A year later, he became the front-of-house supervisor at a hotel bar, yet he yearned for more.

"I wanted to climb out from the lowest level of society, to take another chance," he says.

In 2006, he began studying at Beijing's BN Vocational School (BNVS), which he said marked the turning point in his life.

"My education at BNVS, which lasted a year, was the most defining year of my life," Hou says.

Located in the downtown of Beijing, the BNVS is housed in a plain three-story building with narrow hallways. It offers free one- or two-year vocational courses to children of migrant workers aged from 16 to 22. Potential students are merely required to take an exam.

Most of the students, like Hou, come from impoverished families.

Since the vocational school was founded in 2005, it has provided 600 migrant teenagers with work skills and tried to instill in them a love of learning, and for many more young adults it represents a window of hope out of poverty, according to the school's founder Yao Li.

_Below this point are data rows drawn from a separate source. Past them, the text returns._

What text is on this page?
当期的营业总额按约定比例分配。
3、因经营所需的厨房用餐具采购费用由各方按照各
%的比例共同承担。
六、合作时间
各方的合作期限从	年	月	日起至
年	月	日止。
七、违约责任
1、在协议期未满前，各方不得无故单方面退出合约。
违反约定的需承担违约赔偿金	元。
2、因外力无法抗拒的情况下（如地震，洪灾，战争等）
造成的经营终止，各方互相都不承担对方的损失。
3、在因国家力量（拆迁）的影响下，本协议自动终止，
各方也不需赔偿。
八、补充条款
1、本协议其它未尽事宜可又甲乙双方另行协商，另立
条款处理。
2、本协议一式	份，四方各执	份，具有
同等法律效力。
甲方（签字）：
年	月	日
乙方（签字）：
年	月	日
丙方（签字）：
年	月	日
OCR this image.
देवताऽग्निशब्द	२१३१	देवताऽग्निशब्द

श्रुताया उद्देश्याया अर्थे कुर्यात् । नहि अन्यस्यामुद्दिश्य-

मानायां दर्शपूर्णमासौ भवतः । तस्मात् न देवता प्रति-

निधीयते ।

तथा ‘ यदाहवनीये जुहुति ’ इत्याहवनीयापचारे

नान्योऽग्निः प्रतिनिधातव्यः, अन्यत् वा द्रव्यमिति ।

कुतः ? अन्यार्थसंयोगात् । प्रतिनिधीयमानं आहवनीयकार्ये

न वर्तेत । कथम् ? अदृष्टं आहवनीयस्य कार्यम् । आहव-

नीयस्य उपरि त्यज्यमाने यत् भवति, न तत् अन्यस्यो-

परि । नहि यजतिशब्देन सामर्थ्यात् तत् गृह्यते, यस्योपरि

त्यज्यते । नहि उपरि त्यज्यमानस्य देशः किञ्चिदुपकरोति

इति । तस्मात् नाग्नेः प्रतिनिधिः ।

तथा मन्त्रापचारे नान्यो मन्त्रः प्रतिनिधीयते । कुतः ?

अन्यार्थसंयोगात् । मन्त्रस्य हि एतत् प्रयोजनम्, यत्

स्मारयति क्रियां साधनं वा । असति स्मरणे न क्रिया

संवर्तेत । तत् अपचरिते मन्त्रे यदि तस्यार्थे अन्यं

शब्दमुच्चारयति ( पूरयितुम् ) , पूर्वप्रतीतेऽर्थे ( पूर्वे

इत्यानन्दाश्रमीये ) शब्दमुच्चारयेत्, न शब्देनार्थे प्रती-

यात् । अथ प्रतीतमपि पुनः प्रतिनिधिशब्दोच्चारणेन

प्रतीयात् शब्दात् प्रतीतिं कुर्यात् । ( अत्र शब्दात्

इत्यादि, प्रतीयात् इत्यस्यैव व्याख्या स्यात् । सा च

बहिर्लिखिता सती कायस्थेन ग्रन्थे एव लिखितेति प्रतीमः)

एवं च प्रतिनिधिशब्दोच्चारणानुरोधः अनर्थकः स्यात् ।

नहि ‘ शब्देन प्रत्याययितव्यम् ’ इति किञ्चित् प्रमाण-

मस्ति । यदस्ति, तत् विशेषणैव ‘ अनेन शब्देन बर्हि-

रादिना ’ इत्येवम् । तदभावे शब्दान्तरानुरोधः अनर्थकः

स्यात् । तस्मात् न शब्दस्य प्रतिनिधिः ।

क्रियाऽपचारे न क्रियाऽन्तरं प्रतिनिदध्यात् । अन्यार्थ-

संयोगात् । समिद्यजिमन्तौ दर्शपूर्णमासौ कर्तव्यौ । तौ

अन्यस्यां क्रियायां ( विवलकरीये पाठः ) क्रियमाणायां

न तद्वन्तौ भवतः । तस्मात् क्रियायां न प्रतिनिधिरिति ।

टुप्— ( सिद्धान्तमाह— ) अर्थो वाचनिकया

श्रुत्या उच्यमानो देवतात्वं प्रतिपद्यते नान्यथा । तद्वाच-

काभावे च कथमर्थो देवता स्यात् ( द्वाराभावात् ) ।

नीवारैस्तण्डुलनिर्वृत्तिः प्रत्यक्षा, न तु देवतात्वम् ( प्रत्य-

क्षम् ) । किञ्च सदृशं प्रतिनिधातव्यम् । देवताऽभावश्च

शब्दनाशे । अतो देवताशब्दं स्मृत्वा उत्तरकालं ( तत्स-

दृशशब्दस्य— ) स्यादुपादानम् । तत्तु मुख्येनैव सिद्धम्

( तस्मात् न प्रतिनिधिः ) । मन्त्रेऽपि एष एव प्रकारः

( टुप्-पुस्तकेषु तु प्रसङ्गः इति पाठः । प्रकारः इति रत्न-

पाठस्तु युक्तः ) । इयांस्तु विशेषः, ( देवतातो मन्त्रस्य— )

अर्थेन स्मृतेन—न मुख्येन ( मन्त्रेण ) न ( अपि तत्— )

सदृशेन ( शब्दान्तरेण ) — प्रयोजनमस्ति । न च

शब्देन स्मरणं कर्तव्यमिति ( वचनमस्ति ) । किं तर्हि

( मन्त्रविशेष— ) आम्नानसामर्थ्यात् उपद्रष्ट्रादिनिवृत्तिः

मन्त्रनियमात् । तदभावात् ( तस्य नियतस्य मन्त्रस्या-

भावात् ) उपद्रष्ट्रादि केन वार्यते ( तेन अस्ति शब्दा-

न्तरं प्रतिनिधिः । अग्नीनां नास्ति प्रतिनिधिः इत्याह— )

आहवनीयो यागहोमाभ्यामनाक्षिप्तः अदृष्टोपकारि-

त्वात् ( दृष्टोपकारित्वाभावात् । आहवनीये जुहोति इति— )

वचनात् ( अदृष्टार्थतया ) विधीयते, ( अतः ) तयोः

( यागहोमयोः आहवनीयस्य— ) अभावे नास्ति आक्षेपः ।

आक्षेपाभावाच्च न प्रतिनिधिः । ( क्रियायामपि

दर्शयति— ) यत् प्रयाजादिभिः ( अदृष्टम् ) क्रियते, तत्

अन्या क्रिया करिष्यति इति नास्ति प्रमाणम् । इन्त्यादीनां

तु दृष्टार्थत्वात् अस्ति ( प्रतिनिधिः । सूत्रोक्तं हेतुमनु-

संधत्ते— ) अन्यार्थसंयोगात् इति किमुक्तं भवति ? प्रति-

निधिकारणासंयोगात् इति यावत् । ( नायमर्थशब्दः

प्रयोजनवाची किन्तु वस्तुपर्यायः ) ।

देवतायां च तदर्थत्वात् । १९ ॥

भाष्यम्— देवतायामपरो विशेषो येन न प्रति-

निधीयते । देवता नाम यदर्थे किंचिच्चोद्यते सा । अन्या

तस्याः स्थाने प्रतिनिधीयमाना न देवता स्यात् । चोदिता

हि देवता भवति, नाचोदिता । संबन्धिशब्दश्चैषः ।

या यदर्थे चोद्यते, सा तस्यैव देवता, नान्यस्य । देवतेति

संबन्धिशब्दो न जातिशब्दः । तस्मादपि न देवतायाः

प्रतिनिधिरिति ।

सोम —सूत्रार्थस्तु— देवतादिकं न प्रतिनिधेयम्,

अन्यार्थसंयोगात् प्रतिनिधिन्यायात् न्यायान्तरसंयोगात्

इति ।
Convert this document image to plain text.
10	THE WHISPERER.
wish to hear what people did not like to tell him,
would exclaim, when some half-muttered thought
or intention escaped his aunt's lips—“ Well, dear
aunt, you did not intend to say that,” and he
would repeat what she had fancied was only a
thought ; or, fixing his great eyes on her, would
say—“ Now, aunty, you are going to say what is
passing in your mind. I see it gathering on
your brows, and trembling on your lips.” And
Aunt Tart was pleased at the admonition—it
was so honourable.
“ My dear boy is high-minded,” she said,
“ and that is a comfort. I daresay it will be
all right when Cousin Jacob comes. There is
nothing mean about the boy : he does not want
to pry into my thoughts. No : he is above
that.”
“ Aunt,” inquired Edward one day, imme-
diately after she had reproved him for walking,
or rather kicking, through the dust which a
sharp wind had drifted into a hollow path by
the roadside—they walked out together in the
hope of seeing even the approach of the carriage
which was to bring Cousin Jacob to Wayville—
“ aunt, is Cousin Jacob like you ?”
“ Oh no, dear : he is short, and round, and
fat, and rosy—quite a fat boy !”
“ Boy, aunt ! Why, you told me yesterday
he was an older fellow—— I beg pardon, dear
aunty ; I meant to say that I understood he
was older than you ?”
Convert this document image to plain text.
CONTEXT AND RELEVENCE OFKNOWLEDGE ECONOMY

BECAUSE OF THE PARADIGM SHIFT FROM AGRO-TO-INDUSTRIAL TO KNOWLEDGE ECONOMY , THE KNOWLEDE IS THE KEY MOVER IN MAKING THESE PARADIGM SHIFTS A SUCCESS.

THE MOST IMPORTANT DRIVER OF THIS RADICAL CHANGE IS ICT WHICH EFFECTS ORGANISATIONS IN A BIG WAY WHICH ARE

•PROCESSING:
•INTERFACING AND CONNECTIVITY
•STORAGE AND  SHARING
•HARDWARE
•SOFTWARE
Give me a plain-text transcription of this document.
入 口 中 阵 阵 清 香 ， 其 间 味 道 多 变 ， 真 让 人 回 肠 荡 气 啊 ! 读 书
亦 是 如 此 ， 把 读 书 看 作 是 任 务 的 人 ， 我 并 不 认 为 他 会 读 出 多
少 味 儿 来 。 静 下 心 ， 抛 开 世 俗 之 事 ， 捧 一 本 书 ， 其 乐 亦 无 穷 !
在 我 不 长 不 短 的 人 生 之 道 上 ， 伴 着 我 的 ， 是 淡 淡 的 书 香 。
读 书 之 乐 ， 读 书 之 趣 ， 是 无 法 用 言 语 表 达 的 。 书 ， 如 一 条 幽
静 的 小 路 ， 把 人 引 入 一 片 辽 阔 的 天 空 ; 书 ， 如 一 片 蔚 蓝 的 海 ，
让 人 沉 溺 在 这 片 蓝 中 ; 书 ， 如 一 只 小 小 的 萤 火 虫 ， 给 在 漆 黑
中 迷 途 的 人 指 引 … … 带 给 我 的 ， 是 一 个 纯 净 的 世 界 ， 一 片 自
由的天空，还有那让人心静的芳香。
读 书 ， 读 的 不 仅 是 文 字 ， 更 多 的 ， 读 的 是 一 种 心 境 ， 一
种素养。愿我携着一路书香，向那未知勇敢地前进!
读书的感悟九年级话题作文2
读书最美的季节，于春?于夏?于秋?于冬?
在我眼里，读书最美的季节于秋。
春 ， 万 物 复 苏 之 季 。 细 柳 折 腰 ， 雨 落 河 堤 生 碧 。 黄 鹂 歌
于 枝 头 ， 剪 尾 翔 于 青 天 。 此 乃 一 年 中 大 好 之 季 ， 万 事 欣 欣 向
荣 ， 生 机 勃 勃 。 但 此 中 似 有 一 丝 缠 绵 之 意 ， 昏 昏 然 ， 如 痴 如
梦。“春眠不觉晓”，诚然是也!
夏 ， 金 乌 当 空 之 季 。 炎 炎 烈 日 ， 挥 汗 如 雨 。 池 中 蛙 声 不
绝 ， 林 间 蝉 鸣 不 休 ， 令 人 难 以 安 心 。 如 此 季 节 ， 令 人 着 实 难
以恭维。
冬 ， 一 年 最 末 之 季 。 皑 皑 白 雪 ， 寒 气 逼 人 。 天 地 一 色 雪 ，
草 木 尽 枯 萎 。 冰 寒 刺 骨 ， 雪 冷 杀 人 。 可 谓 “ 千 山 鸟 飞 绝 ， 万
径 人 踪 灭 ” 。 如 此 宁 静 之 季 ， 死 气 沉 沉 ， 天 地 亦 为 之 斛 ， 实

"At BNVS we don't just teach the students vocational skills - we try to inspire a love for learning and culture," Yao says.

After one-year training in BNVS, Hou went to Beijing Bishui Real Estate Management for his internship.

"Gradually, a confident positive youth emerged. I felt born again," Hou says.

Hou now works for Beijing Yintai Property Management Company and says he will never forget his experience in the vocational school.

The secret of the school, Yao says, lies in the comprehensive way it helps students develop into responsible citizens.

Because many of its students lack the habit of learning and because their parents often do not have the time or means to attend to their children's education, the school emphasizes cultural and learning experiences to prepare them for society, Yao explains.

To this end, the school promotes free discussion and organizes cultural activities.

The school also arranges visits by foreigners such as student volunteers from American colleges, aiming at developing students' English skills as well as exposing them to the wider world.

It even holds annual Christmas Charity Balls where the students are given the chance to perform as part of the choir.

Students are overwhelmingly positive about these experiences.

"I thought poverty would never go away, no matter how hard I worked or studied," says Xie Xiaoyun, a BNVS third intake student

"The best thing that has happened to me in Beijing is that I enrolled in the BNVS. It has become a family to me."

"Teachers do not just look at your grades, they look at what you learn and if you are learning with enjoyment. This inspired the biggest reward I got from enrolling at BNVS - a new attitude towards life. We learned to appreciate life and love culture," adds Xie, who is now enrolled in property and hotel service training and has been hired by a local apartment management company.

The success of the school has led BNVS to plan to expand in four different cities in addition to its branch in Chengdu.

"As we have a successful model, we want to reach out to more migrant students," Yao says.

As for the school's role in the more distant future, Yao expects a fundamental shift.

"In 20 years, I expect the migrant situation to have improved as the people and government have become aware of the problem. By then BNVS hopefully will be offering not just free education to migrants and the poor but also interesting methods of education to all."